Reproducible Research Insights with Santiago Estrada and Martin Reuter

0
2286

By Mathieu Boudreau

Screenshot of the GitHub repository where the code for this paper was shared, and is available here.

The June 2020 MRM Highlights Reproducible Research Insights interview is with Santiago Estrada and Martin Reuter, researchers at the German Center for Neurodegenerative Diseases in Bonn, Germany, and the A.A. Martinos Center for Biomedical Imaging in Boston, and authors of a paper entitled “FatSegNet: A fully automated deep learning pipeline for adipose tissue segmentation on abdominal Dixon MRI”. This paper was chosen as the MRM Highlights pick of the month because it reports good reproducible research practices. In particular, in addition to sharing the code related to FatSegNet, the authors also shared Dockerfiles enabling others to reproduce the coding environment needed to run their software. For more information about Santiago and Martin and their research, check out our recent interview with them.

Crash Course: Dockerfiles

Dockerfiles are scripts that provide the necessary instructions to create Docker images, which are reproducible and shareable computing environments. Unlike Docker images, which can be up to several gigabytes in size and are compiled, Dockerfiles are lightweight and can be version controlled with softwares like git. Creating a Dockerfile can be fairly easy if you inherit a base Docker image that has already been generated with most of the softwares and setup you need (i.e. Python, Jupyter, etc); these are hosted on Dockerhub and are called within Dockerfiles with the “FROM” command. For example, FatSegNet users inherit a TensorFlow Docker image in their Dockerfile, so they don’t need instructions on installing TensorFlow – it’s already done for them. You can add additional instructions using the “RUN” command (i.e. to install additional packages and softwares into your environment, as is done here for FatSegNet). There are several other commands that can help you in setting up the environment the way you want, like sharing a folder between your computer and the Docker container. Loads of resources are available online to help you with your journey into the realm of Dockerfiles – here are 10 tips for some best practices.

General questions

1. Why did you choose to share your code/data?

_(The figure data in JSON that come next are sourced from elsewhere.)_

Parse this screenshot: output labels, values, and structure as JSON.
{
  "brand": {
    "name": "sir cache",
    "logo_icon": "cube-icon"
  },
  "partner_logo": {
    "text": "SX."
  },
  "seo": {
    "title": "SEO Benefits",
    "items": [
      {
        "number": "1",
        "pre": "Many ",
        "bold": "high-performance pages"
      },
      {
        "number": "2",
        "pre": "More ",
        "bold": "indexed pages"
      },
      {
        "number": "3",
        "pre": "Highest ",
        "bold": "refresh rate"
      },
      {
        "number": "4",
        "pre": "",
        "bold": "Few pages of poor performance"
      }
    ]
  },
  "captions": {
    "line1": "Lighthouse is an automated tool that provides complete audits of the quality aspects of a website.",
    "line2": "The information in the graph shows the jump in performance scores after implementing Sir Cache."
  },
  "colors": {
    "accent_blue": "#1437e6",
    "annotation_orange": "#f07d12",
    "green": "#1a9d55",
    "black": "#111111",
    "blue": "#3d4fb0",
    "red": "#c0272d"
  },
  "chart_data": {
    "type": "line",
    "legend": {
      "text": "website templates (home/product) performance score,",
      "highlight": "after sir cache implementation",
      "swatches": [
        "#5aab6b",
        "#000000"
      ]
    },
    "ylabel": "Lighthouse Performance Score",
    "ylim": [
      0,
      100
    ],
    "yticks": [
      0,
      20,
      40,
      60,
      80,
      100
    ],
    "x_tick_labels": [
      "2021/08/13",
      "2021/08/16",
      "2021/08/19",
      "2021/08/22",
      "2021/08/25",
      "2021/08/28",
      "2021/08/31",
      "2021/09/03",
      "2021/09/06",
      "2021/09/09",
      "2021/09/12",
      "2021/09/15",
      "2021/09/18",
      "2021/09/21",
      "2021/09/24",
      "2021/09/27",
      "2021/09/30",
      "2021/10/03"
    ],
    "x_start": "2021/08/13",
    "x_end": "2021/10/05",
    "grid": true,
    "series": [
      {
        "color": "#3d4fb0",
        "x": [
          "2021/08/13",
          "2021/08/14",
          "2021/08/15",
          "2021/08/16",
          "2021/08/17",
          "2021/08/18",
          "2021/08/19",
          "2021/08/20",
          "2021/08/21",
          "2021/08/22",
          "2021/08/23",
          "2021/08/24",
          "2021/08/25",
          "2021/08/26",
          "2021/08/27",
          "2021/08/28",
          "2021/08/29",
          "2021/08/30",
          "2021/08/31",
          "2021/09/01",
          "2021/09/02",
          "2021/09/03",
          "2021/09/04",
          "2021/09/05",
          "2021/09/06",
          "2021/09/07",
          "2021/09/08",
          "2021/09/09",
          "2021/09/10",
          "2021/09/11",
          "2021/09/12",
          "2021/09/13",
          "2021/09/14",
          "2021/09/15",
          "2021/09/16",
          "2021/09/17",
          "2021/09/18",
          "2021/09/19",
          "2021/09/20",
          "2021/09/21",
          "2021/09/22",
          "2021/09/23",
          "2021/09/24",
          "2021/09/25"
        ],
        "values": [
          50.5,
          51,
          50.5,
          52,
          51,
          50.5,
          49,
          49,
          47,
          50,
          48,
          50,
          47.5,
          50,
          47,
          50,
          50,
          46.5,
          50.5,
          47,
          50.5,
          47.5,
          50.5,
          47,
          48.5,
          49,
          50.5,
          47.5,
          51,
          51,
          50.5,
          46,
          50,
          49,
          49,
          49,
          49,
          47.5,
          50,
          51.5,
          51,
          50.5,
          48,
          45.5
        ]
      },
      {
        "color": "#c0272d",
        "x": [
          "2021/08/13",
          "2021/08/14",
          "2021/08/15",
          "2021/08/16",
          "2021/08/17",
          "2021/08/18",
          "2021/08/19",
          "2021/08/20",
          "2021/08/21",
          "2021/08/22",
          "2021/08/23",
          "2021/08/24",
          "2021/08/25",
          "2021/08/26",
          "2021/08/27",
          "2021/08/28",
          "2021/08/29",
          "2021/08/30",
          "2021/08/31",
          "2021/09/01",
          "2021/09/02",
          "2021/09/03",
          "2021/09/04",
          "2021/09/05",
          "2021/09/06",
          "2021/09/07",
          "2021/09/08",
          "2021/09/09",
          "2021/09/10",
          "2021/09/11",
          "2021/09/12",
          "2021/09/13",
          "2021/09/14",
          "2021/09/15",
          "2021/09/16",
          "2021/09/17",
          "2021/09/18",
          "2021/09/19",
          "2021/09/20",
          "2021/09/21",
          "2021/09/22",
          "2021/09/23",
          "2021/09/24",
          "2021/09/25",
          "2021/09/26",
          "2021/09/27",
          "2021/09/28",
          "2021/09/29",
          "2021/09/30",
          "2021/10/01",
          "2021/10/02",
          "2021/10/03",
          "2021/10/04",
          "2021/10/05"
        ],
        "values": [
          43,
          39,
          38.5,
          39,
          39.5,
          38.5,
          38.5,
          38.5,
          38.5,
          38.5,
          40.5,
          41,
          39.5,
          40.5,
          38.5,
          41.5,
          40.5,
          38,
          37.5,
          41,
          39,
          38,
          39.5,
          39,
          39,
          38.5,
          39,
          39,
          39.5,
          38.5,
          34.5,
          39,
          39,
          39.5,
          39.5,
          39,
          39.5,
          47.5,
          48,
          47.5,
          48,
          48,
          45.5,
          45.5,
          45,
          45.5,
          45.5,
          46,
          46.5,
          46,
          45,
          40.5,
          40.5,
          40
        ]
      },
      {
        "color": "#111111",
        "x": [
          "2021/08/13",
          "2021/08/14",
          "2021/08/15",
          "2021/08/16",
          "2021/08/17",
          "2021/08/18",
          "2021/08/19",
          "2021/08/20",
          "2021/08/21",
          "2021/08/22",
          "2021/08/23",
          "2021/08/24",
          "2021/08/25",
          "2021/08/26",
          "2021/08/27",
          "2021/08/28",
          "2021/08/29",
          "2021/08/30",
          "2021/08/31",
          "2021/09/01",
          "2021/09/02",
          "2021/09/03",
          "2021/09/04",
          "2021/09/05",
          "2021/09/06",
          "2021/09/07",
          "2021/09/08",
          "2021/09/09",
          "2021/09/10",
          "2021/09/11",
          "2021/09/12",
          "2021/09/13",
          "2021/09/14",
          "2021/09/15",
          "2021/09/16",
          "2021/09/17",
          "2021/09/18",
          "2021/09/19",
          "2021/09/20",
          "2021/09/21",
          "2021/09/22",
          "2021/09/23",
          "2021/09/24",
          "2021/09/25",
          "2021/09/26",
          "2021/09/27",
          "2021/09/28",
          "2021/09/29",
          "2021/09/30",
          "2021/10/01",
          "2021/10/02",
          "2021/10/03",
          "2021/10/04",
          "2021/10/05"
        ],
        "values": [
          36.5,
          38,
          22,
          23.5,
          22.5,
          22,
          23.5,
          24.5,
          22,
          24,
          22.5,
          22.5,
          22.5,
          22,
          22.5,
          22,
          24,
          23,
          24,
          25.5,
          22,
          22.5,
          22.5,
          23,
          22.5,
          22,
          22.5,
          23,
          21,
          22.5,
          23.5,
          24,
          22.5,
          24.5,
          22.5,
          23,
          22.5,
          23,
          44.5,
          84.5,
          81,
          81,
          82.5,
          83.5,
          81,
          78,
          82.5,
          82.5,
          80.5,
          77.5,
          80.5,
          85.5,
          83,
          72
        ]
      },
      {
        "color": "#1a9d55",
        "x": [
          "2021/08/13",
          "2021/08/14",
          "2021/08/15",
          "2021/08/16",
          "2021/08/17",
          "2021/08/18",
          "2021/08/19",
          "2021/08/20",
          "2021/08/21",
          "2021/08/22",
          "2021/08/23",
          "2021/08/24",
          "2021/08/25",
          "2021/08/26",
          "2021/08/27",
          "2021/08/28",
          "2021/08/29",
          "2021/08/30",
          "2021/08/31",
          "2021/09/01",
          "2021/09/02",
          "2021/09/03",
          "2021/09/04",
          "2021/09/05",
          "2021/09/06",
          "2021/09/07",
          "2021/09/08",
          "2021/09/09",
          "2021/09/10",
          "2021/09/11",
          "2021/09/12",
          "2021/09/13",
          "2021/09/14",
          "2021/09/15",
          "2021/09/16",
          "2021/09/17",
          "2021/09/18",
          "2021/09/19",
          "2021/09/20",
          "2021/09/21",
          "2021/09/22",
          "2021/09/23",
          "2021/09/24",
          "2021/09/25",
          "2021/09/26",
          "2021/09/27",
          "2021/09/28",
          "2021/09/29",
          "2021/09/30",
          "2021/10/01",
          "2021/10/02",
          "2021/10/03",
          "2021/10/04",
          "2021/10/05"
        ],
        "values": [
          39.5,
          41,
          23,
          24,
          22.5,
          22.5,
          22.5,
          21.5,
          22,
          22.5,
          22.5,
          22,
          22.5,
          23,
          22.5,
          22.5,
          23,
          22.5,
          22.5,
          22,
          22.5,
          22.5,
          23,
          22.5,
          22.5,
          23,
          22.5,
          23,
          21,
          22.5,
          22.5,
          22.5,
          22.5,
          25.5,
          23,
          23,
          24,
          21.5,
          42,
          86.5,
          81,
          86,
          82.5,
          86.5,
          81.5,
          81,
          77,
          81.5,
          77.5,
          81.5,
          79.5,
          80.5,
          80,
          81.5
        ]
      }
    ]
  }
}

We believe in reproducible research and we think more open-source tools should be available to the scientific community for validation, replication and application. We hope that FatSegNet will allow researchers to segment adipose tissue in abdominal Dixon MR scans in a fast and reliable way.

2. Do you plan to share code/data regularly in future publications?

Yes, we plan to continue making our tools open-source. We will announce any new tools on our Twitter account @deepmilab and webpage https://deep-mi.org/, so simply follow us to stay up to date.

3. At what stage did you decide to share your code/data? Is there anything you wish you had known or done sooner?

From the beginning our plan was to make the tool open-source. We recommend considering this step early and thinking about the software license, as there are very different types. We recommend permissive licenses (e.g. MIT, Apache, BSD) as they allow wide use and also combination of methods into other large open-source software projects (best compatibility). 

4. Are there any other reproducible research habits that you didn’t use for this paper but might be interested in trying in the future?

In the future, we would like to release some example cases for our tools so that people can test the code after installation. Currently, with FatSegNet, we cannot provide examples due to data protection restrictions. We are working towards increasing flexibility of data sharing as part of the informed consent, so that some cases can be released on open-source repositories.

Questions about the specific reproducible research habit

1. What advice do you have for people who would like to use Docker containers in their research ?

Try them. Docker images are really easy to run and to make. They eliminate the challenges of setting up your code to work in different environments. Your Docker image should run the same no matter where it is running.

The Dockerfile shared by the authors of FatSegNet, which is available in their Github repository. It’s a lightweight file used to share and build a reproducible Docker container with all the software dependencies and operating system packages needed to run FatSegNet.

2. Can you share some resources to help our readers get started with using Docker? 

Docker has a really easy online tutorial for those who want to learn the basics and Stack Overflow is a very good hub for asking questions and getting solutions to most problems you’ll encounter. 

3. Did you come up against any challenges or hurdles working with Docker containers?

The biggest challenge was working with GPUs, however, the newer releases of Docker are more intuitive for using these types of resource. If you plan on using GPUs from within Docker, we recommend that you first check the following site: https://github.com/NVIDIA/nvidia-docker.

4. Do you get any other benefits from using Docker containers?

We like Docker because it allows the code to be portable and reduces installation incompatibilities. Frequently, open-source implementations cannot be used because they require a different library version or don’t compile with any modern compilers. With Docker you can create a lightweight image of your executable tool bundled with all necessary requirements and eliminate the “it works (only) on my machine” problem.